Von Caceres nach Casar de Caceres
Wetter: Geschlossene Wolkendecke und angenehme Temperatur zum Laufen
Heute Morgen haben Mike, Lukas und ich vergeblich versucht, ein Café für ein Frühstück zu finden. Alle waren geschlossen. Und so haben wir uns dann schliesslich ohne Frühstück auf den Weg gemacht. Damit komme ich in der Regel ganz gut klar. Ich brauche unterwegs dann aber bald eine Kleinigkeit zu essen, wie z.B. eine Banane oder ein paar Kekse. Und – ganz klar – so möchte ich nicht jeden Tag die Etappe starten.
Schon beim Aufwachen türmten sich über Caceres graue Wolken, es sah nach Regen aus. Geregnet hat es dann aber nicht. In der zweiten Etappenhälfte schien sogar immer wieder die Sonne.

Der Ort Casar de Caceres mit 4’700 Einwohnern macht den Eindruck, als wenn sich die Menschen hier bemühen würden, ihren Lebensraum lebenswert zu gestalten. Es gibt Bäume entlang der Hauptstrasse mit Infotafeln zu den verschiedenen Baumarten. Es hat Bänke zum Sitzen und keinen Müll auf Strassen und Bürgersteigen.

Die Pilgerherberge im Zentrum des Ortes mit insgesamt 12 Betten ist eine eher kühle, nicht wirklich durchdachte Angelegenheit. Die Türen zu den Toiletten liegen sehr nahe bei den Kopfenden von Betten, so dass wer in denen schläft, die ganze Nacht gestört wird.
Die Registrierung für ein Bett erfolgte in der Touristeninformation nicht weit von der Herberge. Die Übernachtung kostet hier 6 Euro.
Mike, Lukas und ich sind nach Ankunft in Casar de Caceres in eine Cafébar/Restaurant-Kombination eingekehrt und konnten dort endlich den ersten Milchkaffee des Tages trinken. Ich hatte Lust auf eine Eintopfsuppe und habe die Wirtin danach gefragt. Sie hat gleich zugesagt und uns eine Linsensuppe mit Kartoffeln und Wurst gekocht. Beim Essen des leckeren Gerichts konnte ich den Start der Etappe ohne Frühstück schnell vergessen.

Gestern bin ich 71 Jahre alt geworden.
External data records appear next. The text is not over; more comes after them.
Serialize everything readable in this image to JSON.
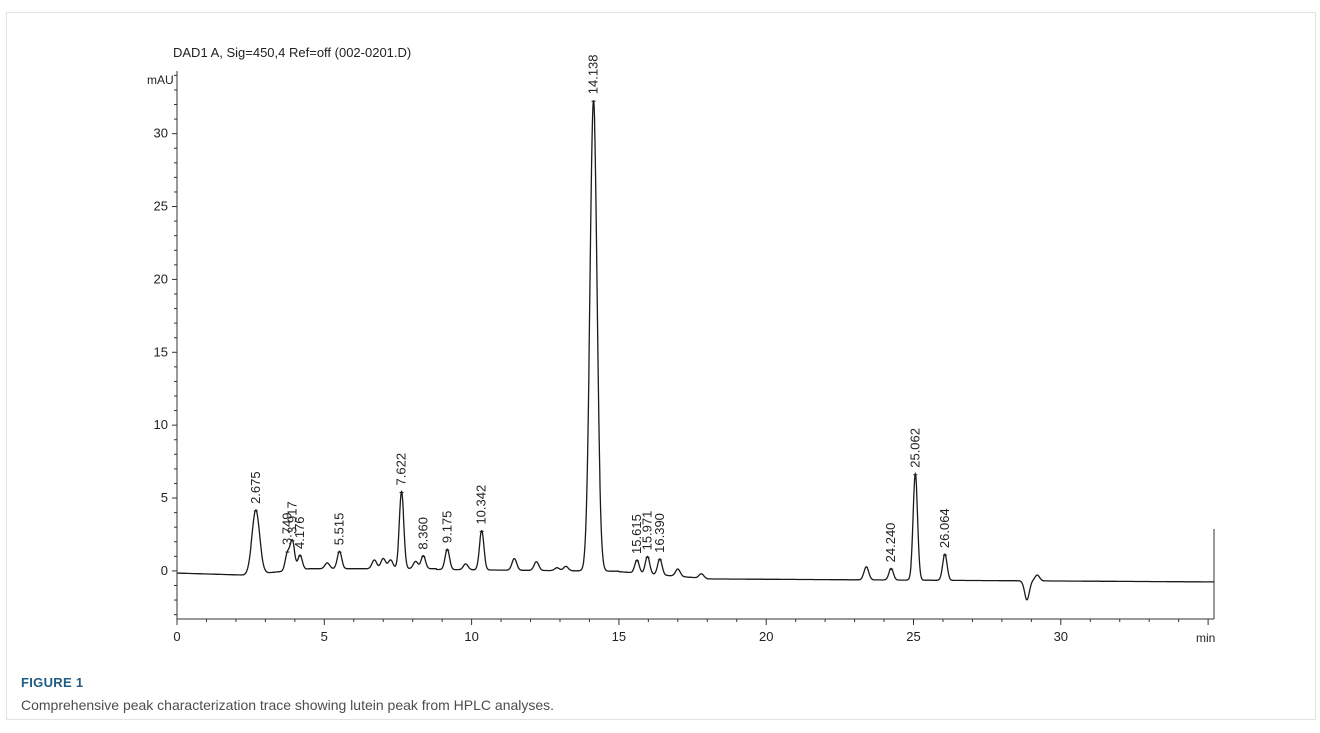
{
  "figure": {
    "label": "FIGURE 1",
    "caption": "Comprehensive peak characterization trace showing lutein peak from HPLC analyses."
  },
  "chart_data": {
    "type": "line",
    "title": "DAD1 A, Sig=450,4 Ref=off (002-0201.D)",
    "xlabel": "min",
    "ylabel": "mAU",
    "xlim": [
      0,
      35.2
    ],
    "ylim": [
      -3.3,
      34.3
    ],
    "xticks": [
      0,
      5,
      10,
      15,
      20,
      25,
      30
    ],
    "xtick_labels": [
      "0",
      "5",
      "10",
      "15",
      "20",
      "25",
      "30"
    ],
    "yticks": [
      0,
      5,
      10,
      15,
      20,
      25,
      30
    ],
    "ytick_labels": [
      "0",
      "5",
      "10",
      "15",
      "20",
      "25",
      "30"
    ],
    "grid": false,
    "line_color": "#1a1a1a",
    "peaks": [
      {
        "rt": 2.675,
        "label": "2.675",
        "height": 4.4
      },
      {
        "rt": 3.749,
        "label": "3.749",
        "height": 1.2
      },
      {
        "rt": 3.917,
        "label": "3.917",
        "height": 2.0
      },
      {
        "rt": 4.176,
        "label": "4.176",
        "height": 1.0
      },
      {
        "rt": 5.515,
        "label": "5.515",
        "height": 1.2
      },
      {
        "rt": 7.622,
        "label": "7.622",
        "height": 5.3
      },
      {
        "rt": 8.36,
        "label": "8.360",
        "height": 0.9
      },
      {
        "rt": 9.175,
        "label": "9.175",
        "height": 1.4
      },
      {
        "rt": 10.342,
        "label": "10.342",
        "height": 2.7
      },
      {
        "rt": 14.138,
        "label": "14.138",
        "height": 32.3
      },
      {
        "rt": 15.615,
        "label": "15.615",
        "height": 0.9
      },
      {
        "rt": 15.971,
        "label": "15.971",
        "height": 1.2
      },
      {
        "rt": 16.39,
        "label": "16.390",
        "height": 1.1
      },
      {
        "rt": 24.24,
        "label": "24.240",
        "height": 0.8
      },
      {
        "rt": 25.062,
        "label": "25.062",
        "height": 7.3
      },
      {
        "rt": 26.064,
        "label": "26.064",
        "height": 1.8
      }
    ],
    "minor_peaks": [
      {
        "rt": 5.1,
        "height": 0.4
      },
      {
        "rt": 6.7,
        "height": 0.6
      },
      {
        "rt": 7.0,
        "height": 0.7
      },
      {
        "rt": 7.25,
        "height": 0.6
      },
      {
        "rt": 8.1,
        "height": 0.5
      },
      {
        "rt": 9.8,
        "height": 0.4
      },
      {
        "rt": 11.45,
        "height": 0.8
      },
      {
        "rt": 12.2,
        "height": 0.6
      },
      {
        "rt": 12.9,
        "height": 0.2
      },
      {
        "rt": 13.2,
        "height": 0.3
      },
      {
        "rt": 17.0,
        "height": 0.5
      },
      {
        "rt": 17.8,
        "height": 0.3
      },
      {
        "rt": 23.4,
        "height": 0.9
      }
    ],
    "dips": [
      {
        "rt": 28.85,
        "depth": 1.3
      },
      {
        "rt": 29.2,
        "depth": -0.4
      }
    ]
  }
}
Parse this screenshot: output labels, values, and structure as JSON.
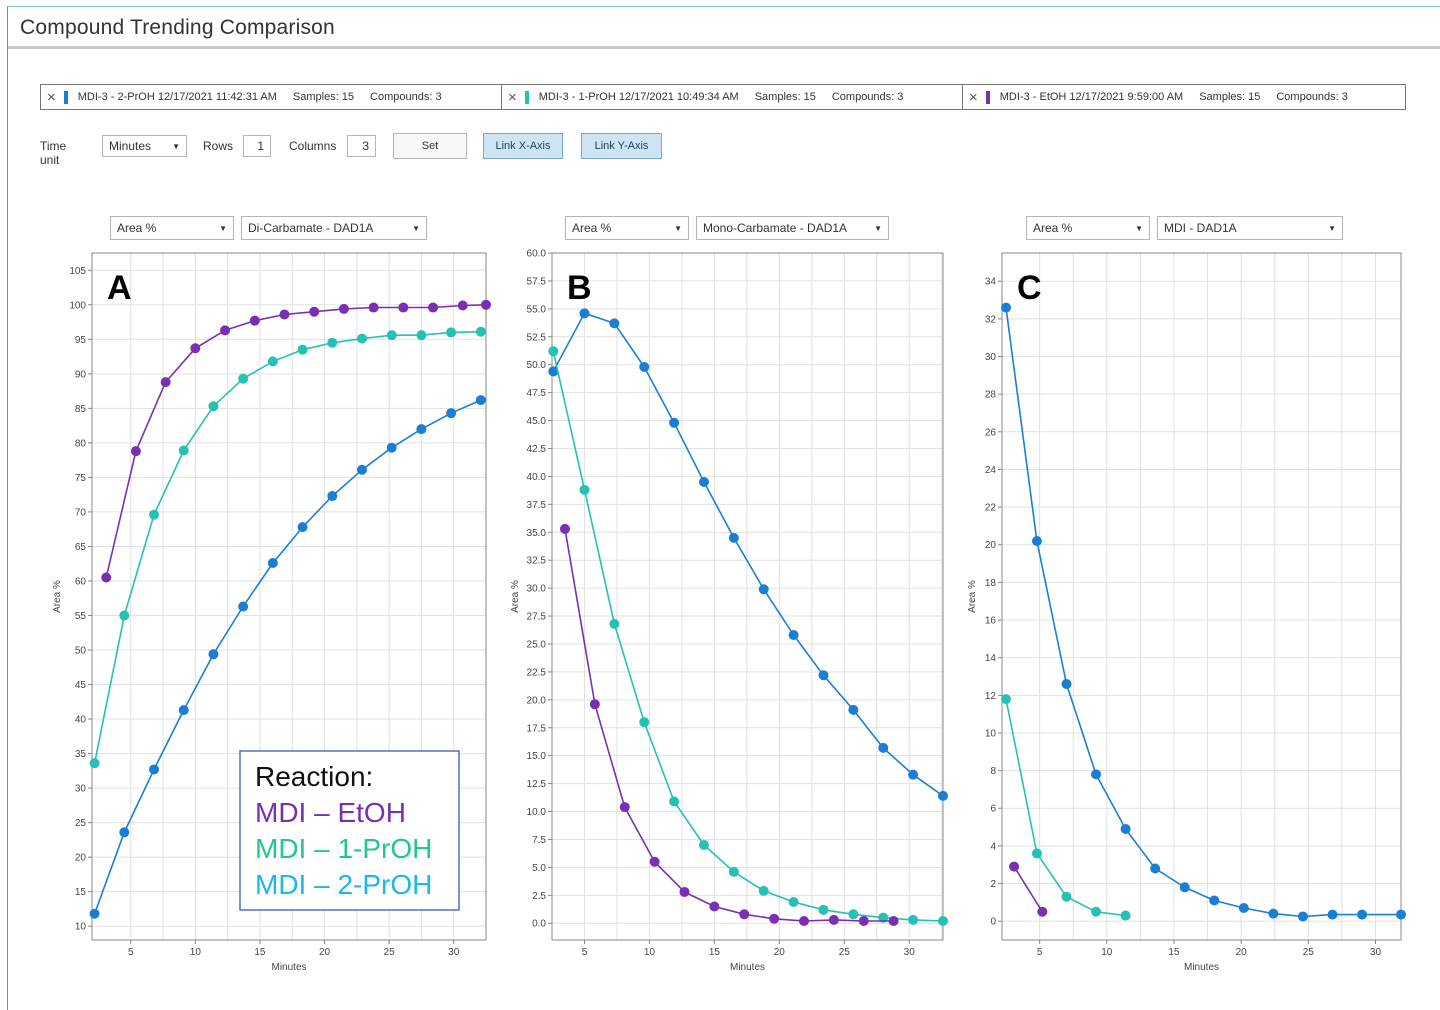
{
  "window": {
    "title": "Compound Trending Comparison"
  },
  "tabs": [
    {
      "close": "×",
      "name": "MDI-3 - 2-PrOH 12/17/2021 11:42:31 AM",
      "samples": "Samples: 15",
      "compounds": "Compounds: 3",
      "color": "#1a7fd4"
    },
    {
      "close": "×",
      "name": "MDI-3 - 1-PrOH 12/17/2021 10:49:34 AM",
      "samples": "Samples: 15",
      "compounds": "Compounds: 3",
      "color": "#26c1b5"
    },
    {
      "close": "×",
      "name": "MDI-3 - EtOH 12/17/2021 9:59:00 AM",
      "samples": "Samples: 15",
      "compounds": "Compounds: 3",
      "color": "#7a2fb0"
    }
  ],
  "controls": {
    "time_unit_label": "Time unit",
    "time_unit_value": "Minutes",
    "rows_label": "Rows",
    "rows_value": "1",
    "columns_label": "Columns",
    "columns_value": "3",
    "set_label": "Set",
    "link_x_label": "Link X-Axis",
    "link_y_label": "Link Y-Axis"
  },
  "colors": {
    "etoh": "#7a2fb0",
    "propoh1": "#26c1b5",
    "propoh2": "#1a7fd4",
    "accent": "#3a9fd0"
  },
  "legend": {
    "title": "Reaction:",
    "items": [
      {
        "label": "MDI – EtOH",
        "color": "#7a2fb0"
      },
      {
        "label": "MDI – 1-PrOH",
        "color": "#22c88a"
      },
      {
        "label": "MDI – 2-PrOH",
        "color": "#1ab8e8"
      }
    ]
  },
  "panels": [
    {
      "metric": "Area %",
      "compound": "Di-Carbamate - DAD1A",
      "letter": "A"
    },
    {
      "metric": "Area %",
      "compound": "Mono-Carbamate - DAD1A",
      "letter": "B"
    },
    {
      "metric": "Area %",
      "compound": "MDI - DAD1A",
      "letter": "C"
    }
  ],
  "chart_data": [
    {
      "type": "line",
      "panel_letter": "A",
      "xlabel": "Minutes",
      "ylabel": "Area %",
      "xlim": [
        2,
        32.5
      ],
      "ylim": [
        8,
        107.5
      ],
      "xticks": [
        "5",
        "10",
        "15",
        "20",
        "25",
        "30"
      ],
      "yticks": [
        "10",
        "15",
        "20",
        "25",
        "30",
        "35",
        "40",
        "45",
        "50",
        "55",
        "60",
        "65",
        "70",
        "75",
        "80",
        "85",
        "90",
        "95",
        "100",
        "105"
      ],
      "grid": true,
      "series": [
        {
          "name": "MDI – EtOH",
          "color": "#7a2fb0",
          "x": [
            3.1,
            5.4,
            7.7,
            10.0,
            12.3,
            14.6,
            16.9,
            19.2,
            21.5,
            23.8,
            26.1,
            28.4,
            30.7,
            32.5
          ],
          "y": [
            60.5,
            78.8,
            88.8,
            93.7,
            96.3,
            97.7,
            98.6,
            99.0,
            99.4,
            99.6,
            99.6,
            99.6,
            99.9,
            100.0
          ]
        },
        {
          "name": "MDI – 1-PrOH",
          "color": "#26c1b5",
          "x": [
            2.2,
            4.5,
            6.8,
            9.1,
            11.4,
            13.7,
            16.0,
            18.3,
            20.6,
            22.9,
            25.2,
            27.5,
            29.8,
            32.1
          ],
          "y": [
            33.6,
            55.0,
            69.6,
            78.9,
            85.3,
            89.3,
            91.8,
            93.5,
            94.5,
            95.1,
            95.6,
            95.6,
            96.0,
            96.1
          ]
        },
        {
          "name": "MDI – 2-PrOH",
          "color": "#1a7fd4",
          "x": [
            2.2,
            4.5,
            6.8,
            9.1,
            11.4,
            13.7,
            16.0,
            18.3,
            20.6,
            22.9,
            25.2,
            27.5,
            29.8,
            32.1
          ],
          "y": [
            11.8,
            23.6,
            32.7,
            41.3,
            49.4,
            56.3,
            62.6,
            67.8,
            72.3,
            76.1,
            79.3,
            82.0,
            84.3,
            86.2
          ]
        }
      ]
    },
    {
      "type": "line",
      "panel_letter": "B",
      "xlabel": "Minutes",
      "ylabel": "Area %",
      "xlim": [
        2.5,
        32.6
      ],
      "ylim": [
        -1.5,
        60.0
      ],
      "xticks": [
        "5",
        "10",
        "15",
        "20",
        "25",
        "30"
      ],
      "yticks": [
        "0.0",
        "2.5",
        "5.0",
        "7.5",
        "10.0",
        "12.5",
        "15.0",
        "17.5",
        "20.0",
        "22.5",
        "25.0",
        "27.5",
        "30.0",
        "32.5",
        "35.0",
        "37.5",
        "40.0",
        "42.5",
        "45.0",
        "47.5",
        "50.0",
        "52.5",
        "55.0",
        "57.5",
        "60.0"
      ],
      "grid": true,
      "series": [
        {
          "name": "MDI – 2-PrOH",
          "color": "#1a7fd4",
          "x": [
            2.6,
            5.0,
            7.3,
            9.6,
            11.9,
            14.2,
            16.5,
            18.8,
            21.1,
            23.4,
            25.7,
            28.0,
            30.3,
            32.6
          ],
          "y": [
            49.4,
            54.6,
            53.7,
            49.8,
            44.8,
            39.5,
            34.5,
            29.9,
            25.8,
            22.2,
            19.1,
            15.7,
            13.3,
            11.4
          ]
        },
        {
          "name": "MDI – 1-PrOH",
          "color": "#26c1b5",
          "x": [
            2.6,
            5.0,
            7.3,
            9.6,
            11.9,
            14.2,
            16.5,
            18.8,
            21.1,
            23.4,
            25.7,
            28.0,
            30.3,
            32.6
          ],
          "y": [
            51.2,
            38.8,
            26.8,
            18.0,
            10.9,
            7.0,
            4.6,
            2.9,
            1.9,
            1.2,
            0.8,
            0.5,
            0.3,
            0.2
          ]
        },
        {
          "name": "MDI – EtOH",
          "color": "#7a2fb0",
          "x": [
            3.5,
            5.8,
            8.1,
            10.4,
            12.7,
            15.0,
            17.3,
            19.6,
            21.9,
            24.2,
            26.5,
            28.8
          ],
          "y": [
            35.3,
            19.6,
            10.4,
            5.5,
            2.8,
            1.5,
            0.8,
            0.4,
            0.2,
            0.3,
            0.2,
            0.2
          ]
        }
      ]
    },
    {
      "type": "line",
      "panel_letter": "C",
      "xlabel": "Minutes",
      "ylabel": "Area %",
      "xlim": [
        2.2,
        31.9
      ],
      "ylim": [
        -1.0,
        35.5
      ],
      "xticks": [
        "5",
        "10",
        "15",
        "20",
        "25",
        "30"
      ],
      "yticks": [
        "0",
        "2",
        "4",
        "6",
        "8",
        "10",
        "12",
        "14",
        "16",
        "18",
        "20",
        "22",
        "24",
        "26",
        "28",
        "30",
        "32",
        "34"
      ],
      "grid": true,
      "series": [
        {
          "name": "MDI – 2-PrOH",
          "color": "#1a7fd4",
          "x": [
            2.5,
            4.8,
            7.0,
            9.2,
            11.4,
            13.6,
            15.8,
            18.0,
            20.2,
            22.4,
            24.6,
            26.8,
            29.0,
            31.9
          ],
          "y": [
            32.6,
            20.2,
            12.6,
            7.8,
            4.9,
            2.8,
            1.8,
            1.1,
            0.7,
            0.4,
            0.25,
            0.35,
            0.35,
            0.35
          ]
        },
        {
          "name": "MDI – 1-PrOH",
          "color": "#26c1b5",
          "x": [
            2.5,
            4.8,
            7.0,
            9.2,
            11.4
          ],
          "y": [
            11.8,
            3.6,
            1.3,
            0.5,
            0.3
          ]
        },
        {
          "name": "MDI – EtOH",
          "color": "#7a2fb0",
          "x": [
            3.1,
            5.2
          ],
          "y": [
            2.9,
            0.5
          ]
        }
      ]
    }
  ]
}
Ich versuche zu akzeptieren, dass ich schon so alt bin, aber das fällt mir nicht immer leicht.
Wir wohnen in Basel direkt gegenüber von einem Altersheim, dem ‚Marienhaus’. Von meinem Platz an unserem Küchentisch schaue ich auf die Balkone von etwa 80 kleinen Wohnungen. Ins Marienhaus aufgenommen werden nur ältere Menschen, die in irgend einer Form Hilfe brauchen. Die meisten haben ein körperliches Gebrechen, aber es gibt auch eine Demenz-Gruppe in einem separaten Gebäude.
Die meisten Wohnungen des Marienhaus haben nur einen Bewohner/eine Bewohnerin. Manche sehe ich jeden Tag; ich schaue ihnen quasi beim Leben zu. Manche verbringen ihren Lebensabend im Sessel oder sogar im Bett. Andere sehe ich auf ihren Balkonen, beim Blumengiessen, Zeitunglesen oder einfach nur beim in die Welt Schauen.
Wenn jemand stirbt, wird das Bett für ein paar Tage auf dem Balkon ausgelüftet, bevor der nächste Bewohner einzieht und darin schläft. Das Sterben im Marienhaus wird so für mich sichtbar.
In meinem Lebensspätnachmittag denke ich immer wieder einmal über das Altwerden nach. Was ich auf den Marienhaus-Balkonen sehe, macht mir manchmal auch Angst. Ich fürchte mich davor:
– Nicht mehr genug Zeit zu haben, all‘ meine Träume zu verwirklichen.
– Körperliche Einschränkungen zu bekommen, die es unmöglich machen, weiter meine Träume zu leben.
– Geistige Einschränkungen zu bekommen, die mich zu einem anderen Mensch machen.
– Der raschen Entwicklung unsere Gesellschaft, besonders im technischen Bereich, nicht mehr folgen können.
Ich habe auch darüber nachgedacht, wie ich Ängste vor dem Altwerden mildern bzw. gar nicht erst entstehen lasse. Darüber werde ich bei nächster Gelegenheit berichten.